As a part of the ongoing student fake news detection challenge, I have asked the groups to share some of their “ah hah” moments working with the data. We did not want the teams to give away their best (potentially contest-winning) insights. Rather, just a few field notes that might inspire others to take part or think about the challenge in a new way. Here is version one of our “Student Field Notes: The Hunt for Fake News”:
- We thought it was really cool how you could advance filter each archive for the specific keywords we needed for our research. It took us really long to figure out the buckets and how toggle with the settings, but once we got it, everything went really smoothly.
- For our group, our research is focused on what spread faster and more effectively, Fake news or the stories that clarified the fake news is indeed fake. We found it is easy to focus on this very specific aspect of fake news, and harder to try to both apply sentiment analysis while collected quantitative data.
- Our ah-ha moment was when we discovered how to use the time-period tracker to help us determine when the tweets were created from any given dataset. For our future research, we are planning to use this time-period tracker to help us identify major events that occurred during that period. Thus, this will allow us to understand how twitter users feel based on the events that occurred.
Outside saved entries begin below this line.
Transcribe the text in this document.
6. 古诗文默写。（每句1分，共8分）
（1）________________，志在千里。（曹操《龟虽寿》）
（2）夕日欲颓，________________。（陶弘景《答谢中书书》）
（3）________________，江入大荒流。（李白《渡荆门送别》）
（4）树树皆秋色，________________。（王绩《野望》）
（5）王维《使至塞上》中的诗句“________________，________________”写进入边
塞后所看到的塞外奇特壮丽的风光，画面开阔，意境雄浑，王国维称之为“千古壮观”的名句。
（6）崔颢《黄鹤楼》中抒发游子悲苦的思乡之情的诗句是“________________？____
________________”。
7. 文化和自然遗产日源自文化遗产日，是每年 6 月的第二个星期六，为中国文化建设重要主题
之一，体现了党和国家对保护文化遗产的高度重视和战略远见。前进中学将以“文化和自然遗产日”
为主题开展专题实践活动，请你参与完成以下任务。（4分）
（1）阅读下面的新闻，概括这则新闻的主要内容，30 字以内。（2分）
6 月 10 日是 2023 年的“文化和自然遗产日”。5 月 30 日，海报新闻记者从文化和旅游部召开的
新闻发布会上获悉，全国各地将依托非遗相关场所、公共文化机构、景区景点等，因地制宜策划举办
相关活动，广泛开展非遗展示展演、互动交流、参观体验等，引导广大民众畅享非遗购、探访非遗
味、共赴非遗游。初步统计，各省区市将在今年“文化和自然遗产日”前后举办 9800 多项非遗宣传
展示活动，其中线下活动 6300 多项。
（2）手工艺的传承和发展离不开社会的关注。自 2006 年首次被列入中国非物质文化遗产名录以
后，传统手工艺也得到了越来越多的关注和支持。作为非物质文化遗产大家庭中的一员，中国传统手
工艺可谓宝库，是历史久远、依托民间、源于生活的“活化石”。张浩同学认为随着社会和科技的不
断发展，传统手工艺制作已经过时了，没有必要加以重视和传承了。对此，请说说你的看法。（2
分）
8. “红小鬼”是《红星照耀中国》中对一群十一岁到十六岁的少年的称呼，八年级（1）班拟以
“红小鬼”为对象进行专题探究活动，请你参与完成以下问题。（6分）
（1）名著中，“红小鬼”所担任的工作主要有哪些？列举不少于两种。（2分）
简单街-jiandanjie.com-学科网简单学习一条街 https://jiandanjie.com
- So far we have noticed two significant trends within the metadata that seem to be correlated with supporting Breitbart. First, is that many of the user profiles are dedicated almost exclusively to supporting Trump or conservatism in general. A second important trend pertains to the user descriptions. We found that a significant majority of the profiles that retweet or support Breitbart in one way or another mention their political stance in their user description. For example, many explicitly state that they support Trump, are conservative, and so on. This seems to support a concept from our literature review called “belief perseverence” which pertains to how things such as political ideology or religious affiliation are interconnected with how people identify themselves. The fact that these people consider being a Trump supporter such an important aspect of their identity that their brief user description revolves around it seems to be an interesting trend that we plan to explore further.
- Deduplicated archive -> filter out tweets containing “polls” in the text of the tweet and create bucket with that -> from that bucket we then would insert the name of a swing state and filter that particular state from our “dedupe polls bucket”-> Now we have buckets that contain the name of a swing state (Florida, Ohio, etc) -> create another bucket that only shows tweets about the polls following the election in a particular state i.e- We have a bucket that contains tweets that contain “florida” and “polls” in the text, but all the tweets are from after the primary in that state so that we don’t have units containing data about the primary polls. Using three codes (trump leading the polls, the polls are tied, clinton is leading the polls) The result from 120 units coded yielded 43% of the tweets said trump was winning, 15% tied, and 42% said clinton was winning. The actual results of the florida election were 49% trump and 47.8% clinton. Of course this could easily change as the volume of tweets increases but this was something I found interesting so far during my coding
- This moment came when we found out that 547 out of the 880 tweets that we coded were in the category of “Trump/Believer”. This data will allow us to employ our reasons for why human processing is not the golden standard, specifically in regards to hardwired errors of reasoning and prejudice. This proves that there is a significant correlation between trump supporters and believers of fake news. The focus going forward: Trump believers: code for prejudice or hard wired of reasoning. Examine them qualitatively to determine why they put in each category. Trump non-believers to see if they use intuition or reasoning in their argument.
We hope to find the southern states being bias towards the construction of President Trump’s and support the decision to construct it. Most of the states that are in support of this wall would be labeled as “Red States” according to the US Election Polls. While those states registered as “Blue States” would be opposed to the construction of President Trump’s wall. We also believe that different media outlets are a factor in how individuals are seeing the wall. We believe that conservative news media outlets and the way they distribute their information factors into how individuals see the construction of the wall.